Of course, in an age of candle and firelight accidents were common. The London wood-turner Nehemiah Wallington had several lucky escapes from being burned to death, a fate not uncommon in his crowded parish of St Leonard Eastcheap in the City of London. Once, Wallington’s servant, Obadiah, strictly contrary to instructions, had taken a candle up to his bedchamber. There it fell over and burnt ‘half a yard of the sheet and the flock bed’. But the quick-thinking Obadiah woke up a fellow servant, and ‘both of them start up and
pissed
out the fire as well as they could’.

Across town in a much grander house, Lady Russell (whose family gave their name to Russell Square) was once shocked almost out of her skin by a ‘hissing fire’ which ran all over the floor of the closet where she sat reading. She was at first totally mystified about what had caused it. Finally, a sheepish servant ‘beg’d pardon’ and admitted ‘having by mistake given [her] a candle, with a gunpowder squib in it, which was intended to make sport among the fellow servants on a rejoicing day’.

Interiors lit by candlelight were designed to make the most of the limited light available. In prosperous Georgian drawing rooms there was silver and sparkle everywhere. The gold rims on plates, the silver of keyholes, even the metallic embroidery on waistcoats: all were intended to reflect and maximise the
effects of candlelight. In fact, a lady’s court dress woven with heavy silver thread had the effect of making its wearer gleam in candlelight.

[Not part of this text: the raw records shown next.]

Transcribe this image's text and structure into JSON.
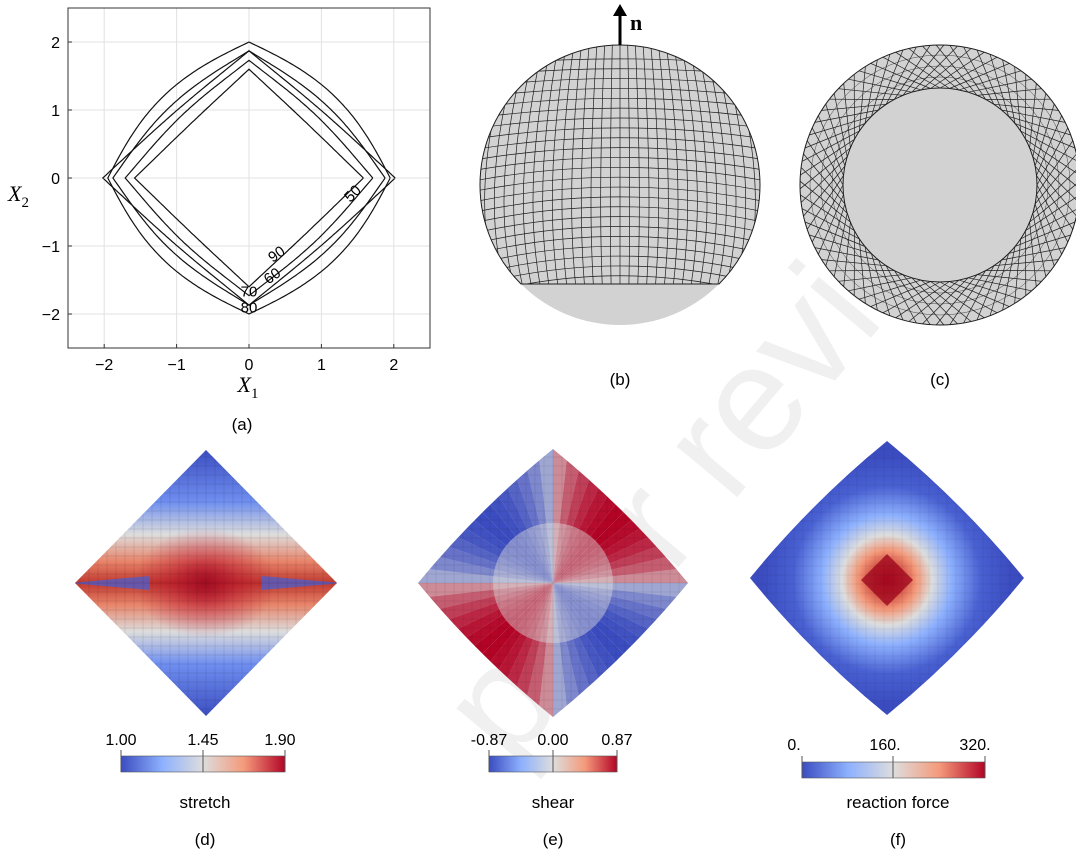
{
  "watermark": "peer review",
  "panel_a": {
    "label": "(a)",
    "xlabel_symbol": "X",
    "xlabel_sub": "1",
    "ylabel_symbol": "X",
    "ylabel_sub": "2",
    "contour_labels": [
      {
        "text": "50",
        "u": 1.48,
        "v": -0.28,
        "rot": -45
      },
      {
        "text": "90",
        "u": 0.42,
        "v": -1.18,
        "rot": -35
      },
      {
        "text": "60",
        "u": 0.36,
        "v": -1.5,
        "rot": -35
      },
      {
        "text": "70",
        "u": 0.0,
        "v": -1.74,
        "rot": 0
      },
      {
        "text": "80",
        "u": 0.0,
        "v": -1.98,
        "rot": 0
      }
    ]
  },
  "panel_b": {
    "label": "(b)",
    "normal_label": "n"
  },
  "panel_c": {
    "label": "(c)"
  },
  "panel_d": {
    "label": "(d)",
    "colorbar_title": "stretch",
    "ticks": [
      "1.00",
      "1.45",
      "1.90"
    ]
  },
  "panel_e": {
    "label": "(e)",
    "colorbar_title": "shear",
    "ticks": [
      "-0.87",
      "0.00",
      "0.87"
    ]
  },
  "panel_f": {
    "label": "(f)",
    "colorbar_title": "reaction force",
    "ticks": [
      "0.",
      "160.",
      "320."
    ]
  },
  "chart_data": {
    "type": "line",
    "title": "",
    "xlabel": "X1",
    "ylabel": "X2",
    "xlim": [
      -2.5,
      2.5
    ],
    "ylim": [
      -2.5,
      2.5
    ],
    "xticks": [
      -2,
      -1,
      0,
      1,
      2
    ],
    "yticks": [
      -2,
      -1,
      0,
      1,
      2
    ],
    "grid": true,
    "series": [
      {
        "name": "50",
        "top": 2.0,
        "side": 1.95,
        "bulge": 0.5
      },
      {
        "name": "60",
        "top": 1.87,
        "side": 1.88,
        "bulge": 0.34
      },
      {
        "name": "70",
        "top": 1.73,
        "side": 1.71,
        "bulge": 0.18
      },
      {
        "name": "80",
        "top": 1.87,
        "side": 2.02,
        "bulge": 0.06
      },
      {
        "name": "90",
        "top": 1.6,
        "side": 1.58,
        "bulge": 0.02
      }
    ]
  },
  "colors": {
    "map_low": "#3b4cc0",
    "map_mid": "#dddddd",
    "map_high": "#b40426",
    "surface": "#d2d2d2",
    "mesh": "#1e1e1e"
  }
}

A second tax upon the light was the hated yet long-lasting ‘window tax’, a ‘tax upon light and air’, as its detractors called it. Before 1696, the basic tax upon a household was levied upon the number of its hearths. But the ‘hearth tax’ was difficult to collect because tax inspectors needed to enter people’s houses to check the number of fireplaces. Clearly they weren’t going to be welcome visitors.